"adaletle" - Translation from Turkish to Arabic

    • بالعدالة
        
    • للعدالة
        
    • والعدالة
        
    • عداله
        
    Sosyal adaletle ilgili sorularda ne oluyordu? TED ماذا يحدث مع الأسئلة المتعلقة بالعدالة الاجتماعية؟
    Maaşın adaletle ilgisi yok. Müzakereye ne kadar güçlü girebildiğinle alakalı. Open Subtitles لا علاقة للرواتب بالعدالة بل بما يمكنكَ مزايدته عند التفاوض
    Elbette hikâyelerin gücünden bahsetmek istiyorum, fakat aynı zamanda özellikle toplumsal adaletle ilgilenenler için, hikâyelerin kısıtlamalarından da bahsetmek istiyorum. TED أرغبُ في الحديث إليكم عن قوة القصص بالطبع، ولكن أريدُ أيضًا الحديث عن حدودها، خاصةً من أجل هؤلاء الذين هم مهتمون بالعدالة الاجتماعية.

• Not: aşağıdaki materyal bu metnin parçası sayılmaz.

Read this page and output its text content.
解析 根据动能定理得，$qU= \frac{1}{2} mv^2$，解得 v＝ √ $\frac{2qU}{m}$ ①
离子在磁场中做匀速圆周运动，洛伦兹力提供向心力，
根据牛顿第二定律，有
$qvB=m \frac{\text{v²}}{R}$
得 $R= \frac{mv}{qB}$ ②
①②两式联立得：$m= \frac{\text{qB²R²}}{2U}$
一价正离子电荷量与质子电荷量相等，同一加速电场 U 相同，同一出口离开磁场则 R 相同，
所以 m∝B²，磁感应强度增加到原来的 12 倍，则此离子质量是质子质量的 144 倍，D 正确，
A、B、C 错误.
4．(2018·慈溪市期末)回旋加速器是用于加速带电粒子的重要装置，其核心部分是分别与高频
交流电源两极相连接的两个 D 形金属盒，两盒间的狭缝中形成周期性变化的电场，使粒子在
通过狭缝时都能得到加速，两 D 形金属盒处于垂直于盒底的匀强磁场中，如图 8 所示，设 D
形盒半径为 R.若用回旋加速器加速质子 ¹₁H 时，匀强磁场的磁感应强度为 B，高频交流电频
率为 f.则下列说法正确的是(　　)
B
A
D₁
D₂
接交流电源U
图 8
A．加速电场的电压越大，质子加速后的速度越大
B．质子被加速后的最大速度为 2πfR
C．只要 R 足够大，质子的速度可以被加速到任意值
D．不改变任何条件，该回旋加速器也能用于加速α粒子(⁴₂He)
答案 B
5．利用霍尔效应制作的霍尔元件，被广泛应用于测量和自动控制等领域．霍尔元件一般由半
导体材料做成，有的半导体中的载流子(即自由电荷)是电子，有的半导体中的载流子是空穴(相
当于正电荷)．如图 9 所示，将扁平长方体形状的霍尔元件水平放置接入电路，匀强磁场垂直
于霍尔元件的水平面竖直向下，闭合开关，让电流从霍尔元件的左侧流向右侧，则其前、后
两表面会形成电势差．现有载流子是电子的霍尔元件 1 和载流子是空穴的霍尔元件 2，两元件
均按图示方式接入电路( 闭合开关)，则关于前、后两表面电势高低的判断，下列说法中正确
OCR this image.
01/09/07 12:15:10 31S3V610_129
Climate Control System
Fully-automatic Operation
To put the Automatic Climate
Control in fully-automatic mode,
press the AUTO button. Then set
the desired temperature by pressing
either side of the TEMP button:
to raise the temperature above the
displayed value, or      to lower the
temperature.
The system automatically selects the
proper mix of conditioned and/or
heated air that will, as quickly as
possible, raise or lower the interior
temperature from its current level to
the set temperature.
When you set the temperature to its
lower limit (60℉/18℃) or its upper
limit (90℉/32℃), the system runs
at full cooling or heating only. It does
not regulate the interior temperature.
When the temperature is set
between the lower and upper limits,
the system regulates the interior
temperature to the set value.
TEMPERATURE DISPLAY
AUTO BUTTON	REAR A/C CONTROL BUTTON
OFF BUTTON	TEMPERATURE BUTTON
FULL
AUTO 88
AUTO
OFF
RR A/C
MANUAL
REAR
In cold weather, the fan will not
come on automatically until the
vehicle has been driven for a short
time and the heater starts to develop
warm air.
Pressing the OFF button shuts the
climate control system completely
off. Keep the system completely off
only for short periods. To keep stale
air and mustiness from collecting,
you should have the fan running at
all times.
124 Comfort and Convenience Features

    İşlenmesi imkânsız bir suçla bir adamı itham etmek,adaletle alay etmekten başka bir şey değildir. Open Subtitles سيكون مهزلة للعدالة لإدانة رجل من جريمة من المستحيل أن يرتكبها
    Burada adaletle işi olan biri varsa o da jüridir. Open Subtitles إذا كان يوجد واحد , اعتقد... حقيقةً وصدقاً ان من يكون فيها للعدالة.. سيكون هيئة المحلفين!
    Teknoloji, tasarım, eğlence, yaratıcılık vizyonlarımızın insanlık, şefkat ve adaletle iç içe olması gerektiğinin farkındasınız. TED وأن رؤيتنا للتكنولوجيا والتصميم والترفيه والإبداع عليها أن تتزاوج مع رؤيتنا للإنسانية ، والتعاطف ، والعدالة.

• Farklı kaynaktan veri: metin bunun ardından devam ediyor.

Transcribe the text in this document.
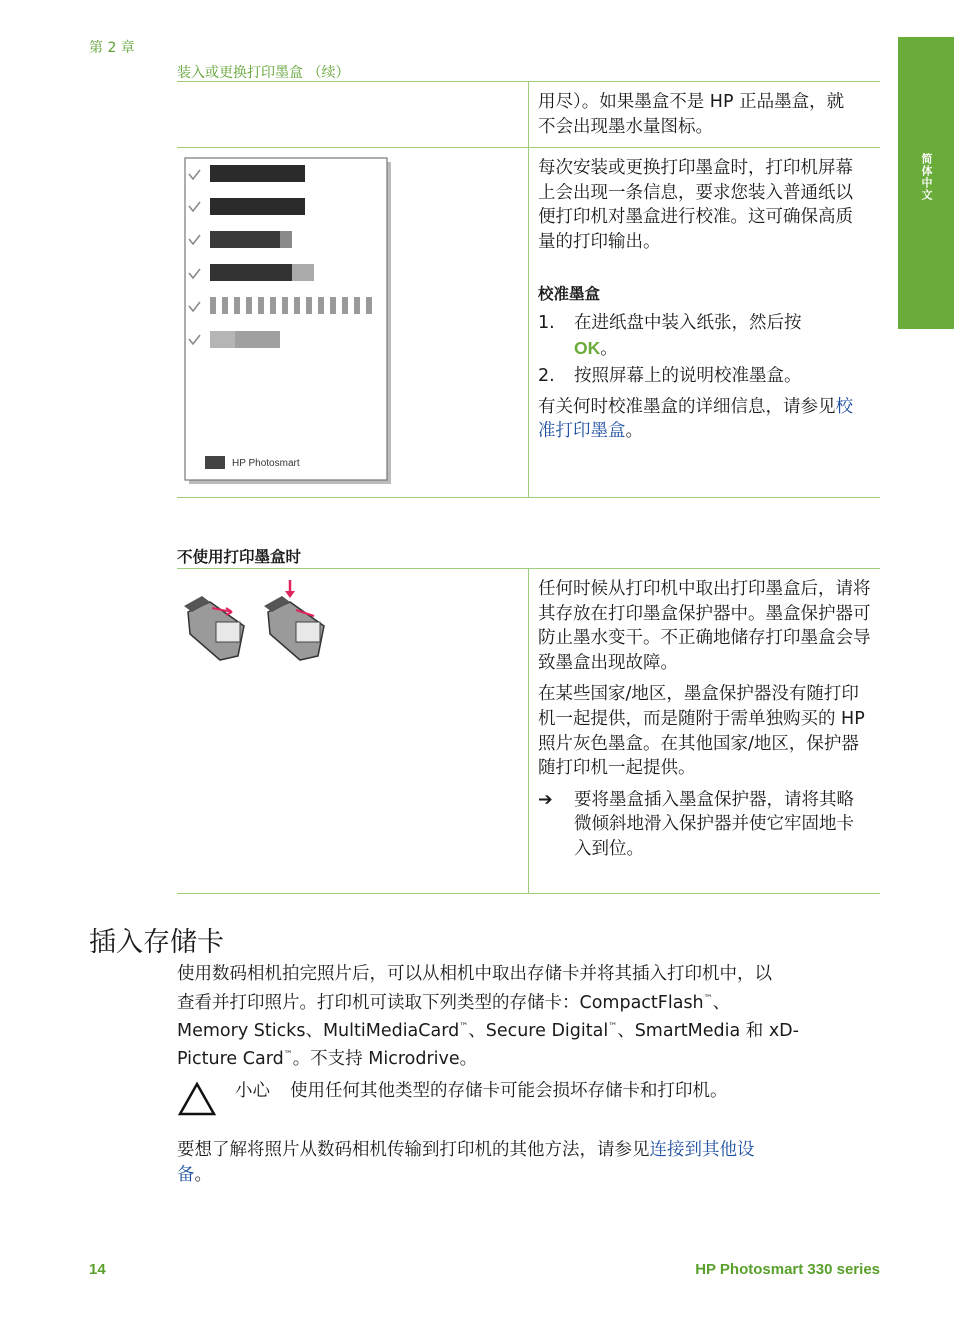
第 2 章
装入或更换打印墨盒 （续）
简体中文
用尽）。如果墨盒不是 HP 正品墨盒，就不会出现墨水量图标。
HP Photosmart

每次安装或更换打印墨盒时，打印机屏幕上会出现一条信息，要求您装入普通纸以便打印机对墨盒进行校准。这可确保高质量的打印输出。

校准墨盒

1.	在进纸盘中装入纸张，然后按
OK。
2.	按照屏幕上的说明校准墨盒。

有关何时校准墨盒的详细信息，请参见校准打印墨盒。

不使用打印墨盒时

任何时候从打印机中取出打印墨盒后，请将其存放在打印墨盒保护器中。墨盒保护器可防止墨水变干。不正确地储存打印墨盒会导致墨盒出现故障。

在某些国家/地区，墨盒保护器没有随打印机一起提供，而是随附于需单独购买的 HP 照片灰色墨盒。在其他国家/地区，保护器随打印机一起提供。

➔	要将墨盒插入墨盒保护器，请将其略微倾斜地滑入保护器并使它牢固地卡入到位。
插入存储卡
使用数码相机拍完照片后，可以从相机中取出存储卡并将其插入打印机中，以
查看并打印照片。打印机可读取下列类型的存储卡：CompactFlash™、
Memory Sticks、MultiMediaCard™、Secure Digital™、SmartMedia 和 xD-
Picture Card™。不支持 Microdrive。
小心 使用任何其他类型的存储卡可能会损坏存储卡和打印机。
要想了解将照片从数码相机传输到打印机的其他方法，请参见连接到其他设
备。
14	HP Photosmart 330 series
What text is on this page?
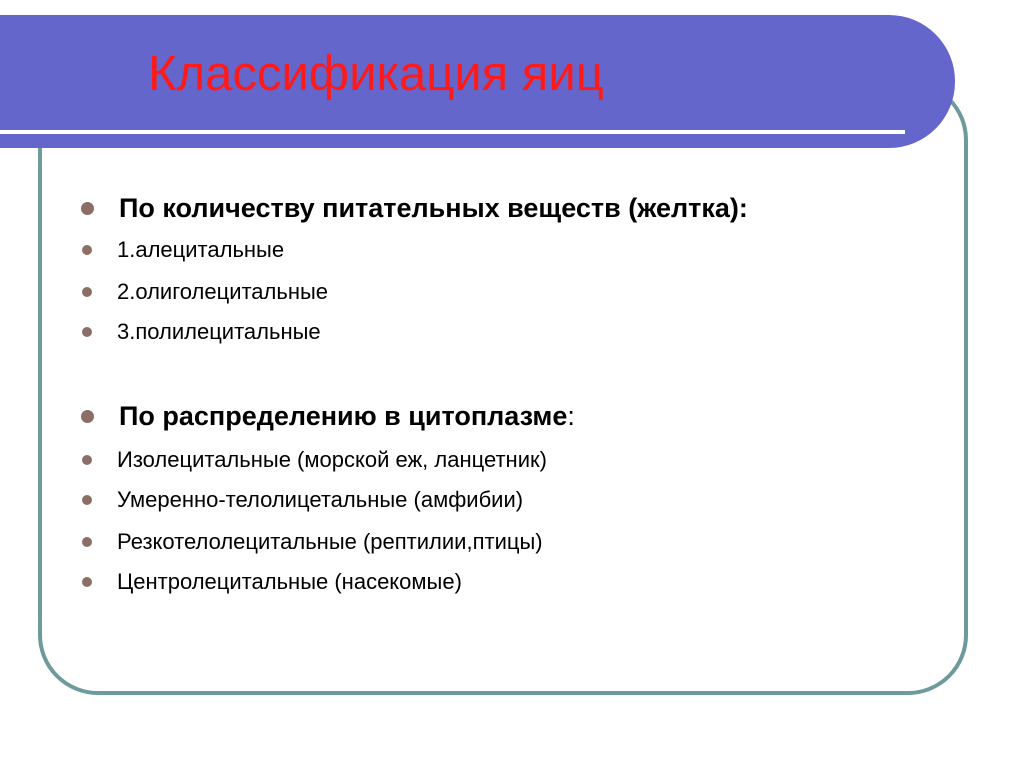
Классификация яиц
По количеству питательных веществ (желтка):
1.алецитальные
2.олиголецитальные
3.полилецитальные
По распределению в цитоплазме:
Изолецитальные (морской еж, ланцетник)
Умеренно-телолицетальные (амфибии)
Резкотелолецитальные (рептилии,птицы)
Центролецитальные (насекомые)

    Sakin bir ruh, intikam almanın adaletle ilgisi olmadığını bilir. Open Subtitles ان الروح السليمه تعرف حق المعرفه انه لا توجد عداله في الانتقام
    adaletle dava açan, davasını dürüstçe savunan yok. Open Subtitles "لا احد ينادي بالعدالة,لا احد يدافع عن قضيته بالعدل
    Burada, York Kasabası'nda ise bu erdemler Avery Alan Ludlow ve köpeği Red için aranan adaletle de ölçülebilir. Open Subtitles " و هنا فى " يورك كاونتى يمكن أيضا أن تقاس بالعدالة التى يسعى إليها . " كلا من " إيفرى آلان ليدلو " و كلبه " رد
    Bu şahsi değil, adaletle ilgili bir mesele. Open Subtitles الأمر ليس شخصياً وإنما يتعلّق بالعدالة.

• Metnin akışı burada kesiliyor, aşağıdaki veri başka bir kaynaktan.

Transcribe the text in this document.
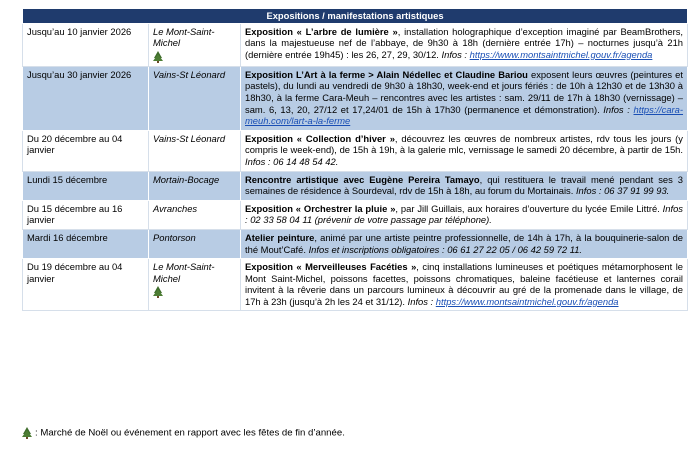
Expositions / manifestations artistiques		
Jusqu’au 10 janvier 2026	Le Mont-Saint-Michel	Exposition « L’arbre de lumière », installation holographique d’exception imaginé par BeamBrothers, dans la majestueuse nef de l’abbaye, de 9h30 à 18h (dernière entrée 17h) – nocturnes jusqu’à 21h (dernière entrée 19h45) : les 26, 27, 29, 30/12. Infos : https://www.montsaintmichel.gouv.fr/agenda
Jusqu’au 30 janvier 2026	Vains-St Léonard	Exposition L’Art à la ferme > Alain Nédellec et Claudine Bariou exposent leurs œuvres (peintures et pastels), du lundi au vendredi de 9h30 à 18h30, week-end et jours fériés : de 10h à 12h30 et de 13h30 à 18h30, à la ferme Cara-Meuh – rencontres avec les artistes : sam. 29/11 de 17h à 18h30 (vernissage) – sam. 6, 13, 20, 27/12 et 17,24/01 de 15h à 17h30 (permanence et démonstration). Infos : https://cara-meuh.com/lart-a-la-ferme
Du 20 décembre au 04 janvier	Vains-St Léonard	Exposition « Collection d’hiver », découvrez les œuvres de nombreux artistes, rdv tous les jours (y compris le week-end), de 15h à 19h, à la galerie mlc, vernissage le samedi 20 décembre, à partir de 15h. Infos : 06 14 48 54 42.
Lundi 15 décembre	Mortain-Bocage	Rencontre artistique avec Eugène Pereira Tamayo, qui restituera le travail mené pendant ses 3 semaines de résidence à Sourdeval, rdv de 15h à 18h, au forum du Mortainais. Infos : 06 37 91 99 93.
Du 15 décembre au 16 janvier	Avranches	Exposition « Orchestrer la pluie », par Jill Guillais, aux horaires d’ouverture du lycée Emile Littré. Infos : 02 33 58 04 11 (prévenir de votre passage par téléphone).
Mardi 16 décembre	Pontorson	Atelier peinture, animé par une artiste peintre professionnelle, de 14h à 17h, à la bouquinerie-salon de thé Mout’Café. Infos et inscriptions obligatoires : 06 61 27 22 05 / 06 42 59 72 11.
Du 19 décembre au 04 janvier	Le Mont-Saint-Michel	Exposition « Merveilleuses Facéties », cinq installations lumineuses et poétiques métamorphosent le Mont Saint-Michel, poissons facettes, poissons chromatiques, baleine facétieuse et lanternes corail invitent à la rêverie dans un parcours lumineux à découvrir au gré de la promenade dans le village, de 17h à 23h (jusqu’à 2h les 24 et 31/12). Infos : https://www.montsaintmichel.gouv.fr/agenda
: Marché de Noël ou événement en rapport avec les fêtes de fin d’année.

    Artık durmalı. Bu adaletle ilgili. Open Subtitles و عليه التوقف ، الأمر متعلق بالعدالة
    Yasaların adaletle bir ilgisi yoktu. Open Subtitles القانون لم يكن له علاقة بالعدالة.
    Ve ben de dedim ki ''Baba --'' Annem bir filozoftu ve bizi fikirlerle doldurmuştu, eylemler ve adaletle ilgili. ve dedim ki ''baba ben politika ve felsefe okuyacağım ve bir sosyal hareketin parçası olacağım.'' TED فقلت: "أبي" كانت والدتي فيلسوفة زرعت فينا فكراً مشبعاً بالعدالة الاجتماعية عن التظاهر والاحتجاج فقلت: "أبي، سأدرس الفلسفة والعلوم السياسية لأصبح جزءاً من الحركة السياسية."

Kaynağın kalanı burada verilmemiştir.